In Evin Prison, Saeed was under a second death sentence, and Maryam was tormented by the knowledge that she could do nothing to help him. Without her steadying influence, her family was adrift. Burdened by the need for secrecy, and cut loose from everything and everyone she knew, she forced herself to get through each day, studying English and watching the seemingly endless rain.
“I felt useless,” she said. “Sometimes I would think, ‘Why not just go back to Iran, even if they put me in jail?’”
While grateful to be in Canada, she was also in legal limbo. Officially she was not a refugee, her permit to remain in the country was temporary, and although renewable, gave her no status or stability. With her money and possessions in Iran gone forever, she hunted for any job she could find, and at first survived only on a small fund opened by Amnesty International.
On the invitation of friends of Saeed, she moved to London, Ont., and found a rare internship in Western University’s engineering department. But as a pipeline specialist with experience in one of the world’s major oil-producing countries, she knew her future would lie in Alberta.
Even in Edmonton, where she now works, lack of permanent residency has held her back from resuming the promising career that was shattered by her sudden flight. Nor could she afford to pay the fees of a foreign student and enrol in a Canadian master’s degree to better her career chances.

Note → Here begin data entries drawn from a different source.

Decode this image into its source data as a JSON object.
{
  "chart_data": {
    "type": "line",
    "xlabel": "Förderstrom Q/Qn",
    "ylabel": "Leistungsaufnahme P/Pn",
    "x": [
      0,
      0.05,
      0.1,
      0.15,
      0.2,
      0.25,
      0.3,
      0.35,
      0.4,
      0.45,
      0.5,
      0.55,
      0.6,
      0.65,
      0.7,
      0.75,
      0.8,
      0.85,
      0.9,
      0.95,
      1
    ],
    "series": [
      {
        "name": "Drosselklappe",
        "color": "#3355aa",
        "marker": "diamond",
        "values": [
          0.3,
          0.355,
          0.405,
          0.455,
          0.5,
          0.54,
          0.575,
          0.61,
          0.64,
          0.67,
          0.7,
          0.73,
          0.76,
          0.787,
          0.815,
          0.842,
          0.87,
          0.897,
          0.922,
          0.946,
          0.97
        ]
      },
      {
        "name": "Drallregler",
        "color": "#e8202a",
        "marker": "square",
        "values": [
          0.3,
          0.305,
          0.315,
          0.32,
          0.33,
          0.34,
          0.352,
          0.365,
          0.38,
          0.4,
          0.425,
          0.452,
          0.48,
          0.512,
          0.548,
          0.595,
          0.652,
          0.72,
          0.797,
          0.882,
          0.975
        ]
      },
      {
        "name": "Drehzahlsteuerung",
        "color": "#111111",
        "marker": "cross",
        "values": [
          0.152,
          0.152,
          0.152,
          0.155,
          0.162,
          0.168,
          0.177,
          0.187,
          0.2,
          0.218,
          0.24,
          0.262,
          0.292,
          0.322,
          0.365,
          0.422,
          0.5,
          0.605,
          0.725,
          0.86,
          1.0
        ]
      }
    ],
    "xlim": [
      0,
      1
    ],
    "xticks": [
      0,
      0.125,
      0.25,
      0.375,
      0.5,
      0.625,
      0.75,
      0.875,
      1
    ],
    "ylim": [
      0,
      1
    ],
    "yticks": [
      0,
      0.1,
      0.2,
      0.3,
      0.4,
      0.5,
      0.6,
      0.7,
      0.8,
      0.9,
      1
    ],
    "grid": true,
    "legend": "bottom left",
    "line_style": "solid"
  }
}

That could change this fall if Immigration Canada grants her residency when her temporary residence status runs out in October. “We understand that (Maryam) Malekpour is anxious to gain permanent status and we look forward to the finalization of her case,” it said in an email to the Star.
But even as Maryam struggles to find her balance, fate has aimed a new blow: her brother Hamid was diagnosed with cancer and her widowed mother is too ill and overwhelmed to cope. Under Iran’s sanctions-shredded economy, the cost of his treatment is unaffordable.

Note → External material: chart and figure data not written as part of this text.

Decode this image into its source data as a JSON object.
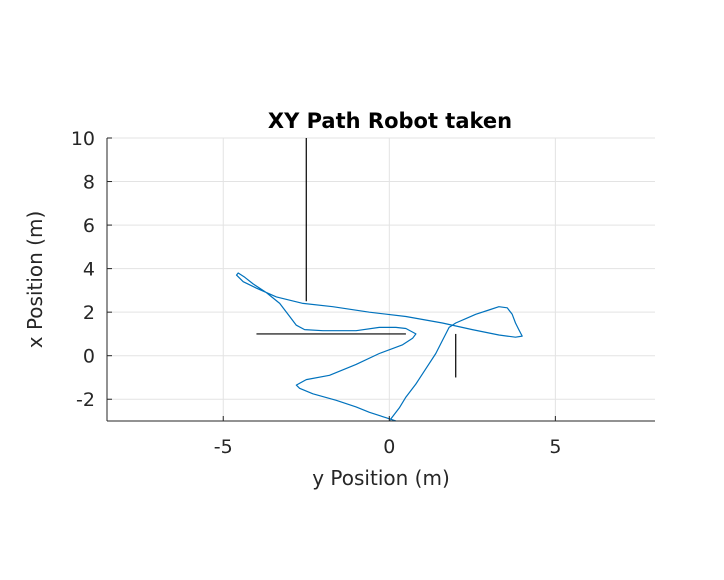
{
  "chart_data": {
    "type": "line",
    "title": "XY Path Robot taken",
    "xlabel": "y Position (m)",
    "ylabel": "x Position (m)",
    "xlim": [
      -8.5,
      8
    ],
    "ylim": [
      -3,
      10
    ],
    "xticks": [
      -5,
      0,
      5
    ],
    "xtick_labels": [
      "-5",
      "0",
      "5"
    ],
    "yticks": [
      -2,
      0,
      2,
      4,
      6,
      8,
      10
    ],
    "ytick_labels": [
      "-2",
      "0",
      "2",
      "4",
      "6",
      "8",
      "10"
    ],
    "grid": true,
    "series": [
      {
        "color": "#0072BD",
        "x": [
          0.0,
          0.1,
          0.3,
          0.5,
          0.8,
          1.1,
          1.4,
          1.6,
          1.7,
          1.8,
          2.0,
          2.3,
          2.6,
          3.0,
          3.3,
          3.55,
          3.7,
          3.8,
          3.9,
          4.0,
          3.8,
          3.3,
          2.5,
          1.6,
          0.5,
          -0.6,
          -1.7,
          -2.6,
          -3.4,
          -4.0,
          -4.4,
          -4.6,
          -4.55,
          -4.35,
          -4.1,
          -3.7,
          -3.3,
          -3.0,
          -2.8,
          -2.55,
          -2.0,
          -1.5,
          -1.0,
          -0.3,
          0.2,
          0.5,
          0.8,
          0.7,
          0.4,
          -0.3,
          -1.0,
          -1.8,
          -2.5,
          -2.8,
          -2.7,
          -2.3,
          -1.6,
          -1.0,
          -0.6,
          -0.1,
          0.2
        ],
        "y": [
          -3.0,
          -2.8,
          -2.4,
          -1.9,
          -1.3,
          -0.6,
          0.1,
          0.7,
          1.0,
          1.3,
          1.5,
          1.7,
          1.9,
          2.1,
          2.25,
          2.2,
          1.9,
          1.5,
          1.2,
          0.9,
          0.85,
          0.95,
          1.2,
          1.5,
          1.8,
          2.0,
          2.25,
          2.4,
          2.7,
          3.1,
          3.4,
          3.7,
          3.8,
          3.6,
          3.3,
          2.9,
          2.4,
          1.8,
          1.4,
          1.2,
          1.15,
          1.15,
          1.15,
          1.3,
          1.3,
          1.25,
          1.0,
          0.8,
          0.5,
          0.1,
          -0.4,
          -0.9,
          -1.1,
          -1.35,
          -1.5,
          -1.75,
          -2.05,
          -2.35,
          -2.6,
          -2.85,
          -3.0
        ]
      }
    ],
    "segments": [
      {
        "color": "#000000",
        "x": [
          -2.5,
          -2.5
        ],
        "y": [
          2.5,
          10.0
        ]
      },
      {
        "color": "#000000",
        "x": [
          -4.0,
          0.5
        ],
        "y": [
          1.0,
          1.0
        ]
      },
      {
        "color": "#000000",
        "x": [
          2.0,
          2.0
        ],
        "y": [
          -1.0,
          1.0
        ]
      }
    ]
  }
}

In spite of Maryam’s almost unbearable burden of stress, Saeed was always uppermost in her mind. Since his death sentence was commuted to life imprisonment in December 2012, she has been awaiting a time to break her silence. This month she will launch a new campaign for his release.
Ottawa has signalled its support.
“Canada remains deeply concerned for the well-being of Saeed Malekpour and we continue to advocate on his behalf through all available channels,” said Adam Hodge, a spokesperson for Foreign Minister John Baird.
“Iran consistently denies fair treatment and due process to all those in its prisons and before its courts. Canada will always hold the Iranian regime to account as long as it continues to flagrantly disregard its legal and human rights violations.”
Maryam’s ultimate hope is that Iran’s Supreme Leader Ali Khamenei — who holds the power of life and death in the Islamic Republic — will focus attention on Saeed’s plight and release him.
“There is no evidence against Saeed,” she says. “He is absolutely innocent and he has been held in prison and tortured. That should be investigated. The Supreme Leader commuted Saeed’s death sentence to life imprisonment. I hope that now he will find it in his heart to order him released.”
For the Malekpours, suffering has come down like a waterfall. And mercy has arrived, if at all, in tiny drops.
“I keep wanting answers,” says Maryam. “Why Saeed? Why my brother? Why does he deserve to be treated like this?”